Sir James Hudson se rendit secrètement à l’île de Caprera et eut avec Garibaldi une entrevue qui fut décisive. À ce niais, que la haine de la papauté aveuglait, il expliqua que l’Angleterre, la protestante Angleterre, ne désirait rien tant que de voir disparaître la puissance temporelle ; que l’Italie ne serait jamais constituée tant qu’elle n’occuperait pas le Capitole et le Vatican ; que si l’on apprenait que lui — chef des Mille — marchait vers la Ville éternelle, le mouvement, l’enthousiasme de l’esprit anglais serait tel que le gouvernement de la reine serait contraint d’agir et que, dans ce cas, la France hésiterait à intervenir pour sauver le pape. Le panneau était bien tendu ; Garibaldi s’y jeta tête baissée : « Délivrons Rome d’abord, et ensuite, courons au Danube ! » Sir James Hudson approuva et Garibaldi entreprit la plus folle de ses équipées.

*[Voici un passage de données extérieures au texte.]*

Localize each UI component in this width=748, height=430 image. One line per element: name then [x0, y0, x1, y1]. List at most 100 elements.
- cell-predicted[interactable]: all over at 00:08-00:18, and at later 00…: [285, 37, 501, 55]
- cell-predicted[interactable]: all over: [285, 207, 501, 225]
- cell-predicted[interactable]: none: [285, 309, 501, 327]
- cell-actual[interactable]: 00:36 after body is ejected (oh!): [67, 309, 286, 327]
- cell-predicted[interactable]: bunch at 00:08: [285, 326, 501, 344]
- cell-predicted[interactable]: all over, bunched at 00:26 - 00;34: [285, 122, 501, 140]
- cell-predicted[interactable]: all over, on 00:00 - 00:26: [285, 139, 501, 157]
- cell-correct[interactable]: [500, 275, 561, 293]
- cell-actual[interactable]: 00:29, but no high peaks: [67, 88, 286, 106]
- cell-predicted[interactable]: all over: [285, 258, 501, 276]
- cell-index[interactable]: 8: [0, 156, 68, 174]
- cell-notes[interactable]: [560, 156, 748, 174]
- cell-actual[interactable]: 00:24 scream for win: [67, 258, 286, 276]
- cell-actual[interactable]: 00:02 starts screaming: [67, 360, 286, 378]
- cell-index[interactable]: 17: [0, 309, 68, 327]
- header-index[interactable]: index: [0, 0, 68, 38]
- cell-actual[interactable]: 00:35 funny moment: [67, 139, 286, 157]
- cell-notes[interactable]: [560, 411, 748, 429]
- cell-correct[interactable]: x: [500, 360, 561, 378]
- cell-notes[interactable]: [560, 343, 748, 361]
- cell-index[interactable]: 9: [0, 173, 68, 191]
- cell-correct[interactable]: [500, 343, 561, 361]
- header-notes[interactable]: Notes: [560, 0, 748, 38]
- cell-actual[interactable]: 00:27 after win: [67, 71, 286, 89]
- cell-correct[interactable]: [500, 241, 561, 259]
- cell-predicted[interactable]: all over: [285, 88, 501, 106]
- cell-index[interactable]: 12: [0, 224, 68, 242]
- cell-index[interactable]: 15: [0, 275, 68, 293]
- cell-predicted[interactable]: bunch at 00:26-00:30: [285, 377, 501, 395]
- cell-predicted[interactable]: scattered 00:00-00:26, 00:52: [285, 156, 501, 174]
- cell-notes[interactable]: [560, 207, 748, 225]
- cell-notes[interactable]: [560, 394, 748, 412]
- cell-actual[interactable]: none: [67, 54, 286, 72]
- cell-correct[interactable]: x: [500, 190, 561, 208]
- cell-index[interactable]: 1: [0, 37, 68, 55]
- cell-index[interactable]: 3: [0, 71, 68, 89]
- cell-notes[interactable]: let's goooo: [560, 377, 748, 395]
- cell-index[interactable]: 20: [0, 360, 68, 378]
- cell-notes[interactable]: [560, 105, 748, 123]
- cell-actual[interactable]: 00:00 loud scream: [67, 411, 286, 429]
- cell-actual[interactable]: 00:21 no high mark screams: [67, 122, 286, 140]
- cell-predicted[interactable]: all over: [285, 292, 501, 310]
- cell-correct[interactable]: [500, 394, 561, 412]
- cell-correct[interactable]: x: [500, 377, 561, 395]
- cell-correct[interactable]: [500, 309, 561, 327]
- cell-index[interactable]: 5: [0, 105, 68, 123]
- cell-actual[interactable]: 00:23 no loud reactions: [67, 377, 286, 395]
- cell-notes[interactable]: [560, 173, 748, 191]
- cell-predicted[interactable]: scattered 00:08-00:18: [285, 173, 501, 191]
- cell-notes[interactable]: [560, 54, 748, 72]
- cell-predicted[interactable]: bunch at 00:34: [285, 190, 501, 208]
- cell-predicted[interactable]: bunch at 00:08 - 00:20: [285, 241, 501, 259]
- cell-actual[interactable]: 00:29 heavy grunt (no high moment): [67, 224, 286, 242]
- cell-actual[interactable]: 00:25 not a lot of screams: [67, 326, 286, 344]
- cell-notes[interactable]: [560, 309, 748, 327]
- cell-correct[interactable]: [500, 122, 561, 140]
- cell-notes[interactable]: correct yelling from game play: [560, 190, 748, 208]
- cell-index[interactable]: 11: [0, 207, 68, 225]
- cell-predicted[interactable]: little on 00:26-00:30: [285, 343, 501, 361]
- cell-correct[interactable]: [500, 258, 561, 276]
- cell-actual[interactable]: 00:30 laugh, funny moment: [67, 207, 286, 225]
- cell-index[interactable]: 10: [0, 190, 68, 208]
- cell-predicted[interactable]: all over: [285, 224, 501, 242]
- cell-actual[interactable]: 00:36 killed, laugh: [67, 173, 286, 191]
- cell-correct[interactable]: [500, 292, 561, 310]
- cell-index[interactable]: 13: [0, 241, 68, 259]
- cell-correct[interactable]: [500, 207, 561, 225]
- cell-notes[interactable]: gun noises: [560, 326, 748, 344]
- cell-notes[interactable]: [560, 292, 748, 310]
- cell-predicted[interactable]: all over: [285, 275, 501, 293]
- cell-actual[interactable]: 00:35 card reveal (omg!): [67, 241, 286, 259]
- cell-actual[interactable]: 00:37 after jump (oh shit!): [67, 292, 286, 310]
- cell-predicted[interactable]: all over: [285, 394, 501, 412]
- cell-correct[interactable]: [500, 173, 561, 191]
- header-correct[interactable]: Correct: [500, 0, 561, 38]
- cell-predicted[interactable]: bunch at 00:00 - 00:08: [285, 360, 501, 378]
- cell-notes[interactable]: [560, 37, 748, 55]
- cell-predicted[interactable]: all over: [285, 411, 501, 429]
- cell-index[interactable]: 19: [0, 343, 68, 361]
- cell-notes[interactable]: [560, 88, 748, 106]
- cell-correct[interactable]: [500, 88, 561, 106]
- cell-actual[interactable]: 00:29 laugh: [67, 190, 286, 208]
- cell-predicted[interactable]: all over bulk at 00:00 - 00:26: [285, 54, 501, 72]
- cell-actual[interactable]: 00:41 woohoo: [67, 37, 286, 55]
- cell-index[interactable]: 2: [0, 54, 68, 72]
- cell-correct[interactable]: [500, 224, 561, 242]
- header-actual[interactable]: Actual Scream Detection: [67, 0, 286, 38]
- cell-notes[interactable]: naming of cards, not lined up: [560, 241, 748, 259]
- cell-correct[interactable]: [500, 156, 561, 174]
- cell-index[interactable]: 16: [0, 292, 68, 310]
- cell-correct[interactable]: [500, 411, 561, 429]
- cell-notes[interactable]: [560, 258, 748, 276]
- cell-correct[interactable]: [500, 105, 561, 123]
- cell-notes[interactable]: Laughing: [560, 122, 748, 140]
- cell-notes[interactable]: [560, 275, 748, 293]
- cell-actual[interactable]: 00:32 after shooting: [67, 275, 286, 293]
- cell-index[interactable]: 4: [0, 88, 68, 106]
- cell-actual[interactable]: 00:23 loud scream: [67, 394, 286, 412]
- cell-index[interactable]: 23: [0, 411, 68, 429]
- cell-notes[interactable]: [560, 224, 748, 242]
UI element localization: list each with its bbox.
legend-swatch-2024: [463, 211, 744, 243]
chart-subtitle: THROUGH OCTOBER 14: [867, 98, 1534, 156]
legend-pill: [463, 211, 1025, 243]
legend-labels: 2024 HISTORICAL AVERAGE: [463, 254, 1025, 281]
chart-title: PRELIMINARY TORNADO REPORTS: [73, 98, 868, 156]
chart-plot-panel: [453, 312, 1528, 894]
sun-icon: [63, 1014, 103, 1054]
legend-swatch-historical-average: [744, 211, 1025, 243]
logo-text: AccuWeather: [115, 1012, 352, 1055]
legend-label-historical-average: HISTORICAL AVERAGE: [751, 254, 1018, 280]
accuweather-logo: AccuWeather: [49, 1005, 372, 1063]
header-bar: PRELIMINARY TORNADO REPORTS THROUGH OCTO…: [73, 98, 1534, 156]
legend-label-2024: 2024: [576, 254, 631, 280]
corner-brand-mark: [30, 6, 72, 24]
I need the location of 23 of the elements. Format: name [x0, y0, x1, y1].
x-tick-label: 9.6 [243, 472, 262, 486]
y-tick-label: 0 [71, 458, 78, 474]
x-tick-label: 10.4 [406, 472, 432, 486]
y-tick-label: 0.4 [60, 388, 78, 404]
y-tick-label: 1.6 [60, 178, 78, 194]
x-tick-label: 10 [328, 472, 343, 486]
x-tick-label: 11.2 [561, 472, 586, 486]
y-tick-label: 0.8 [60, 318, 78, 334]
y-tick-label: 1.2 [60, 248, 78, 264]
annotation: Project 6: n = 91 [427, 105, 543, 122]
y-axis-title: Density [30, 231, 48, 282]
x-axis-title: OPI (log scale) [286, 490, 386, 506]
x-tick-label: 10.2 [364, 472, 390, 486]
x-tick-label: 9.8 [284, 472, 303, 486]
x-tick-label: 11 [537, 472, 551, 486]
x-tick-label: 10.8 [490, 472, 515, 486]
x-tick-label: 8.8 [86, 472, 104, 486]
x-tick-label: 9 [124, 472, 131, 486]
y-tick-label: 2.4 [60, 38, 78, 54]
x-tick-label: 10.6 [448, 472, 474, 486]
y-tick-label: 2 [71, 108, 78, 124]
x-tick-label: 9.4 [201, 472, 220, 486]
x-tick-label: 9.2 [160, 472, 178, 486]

La France déclara à Victor-Emmanuel que s’il n’arrêtait pas Garibaldi, elle irait l’arrêter elle-même. Le dénouement fut rapide. Garibaldi tomba sur les hauteurs d’Aspromonte et ne s’en releva jamais. Frappé au métatarse d’une blessure très douloureuse, il fut transporté à la forteresse de Verignano ; il n’y était pas depuis deux jours qu’il recevait la visite du roi Victor-Emmanuel et du ministre Ratazzi, qui venaient conspirer de plus belle avec lui. Quant au roi Othon, l’Angleterre le fit mettre à la porte de son petit royaume, et il n’en fut pas plus fâché que cela. Il revint à Munich, dont la bière lui parut supérieure à celle d’Athènes.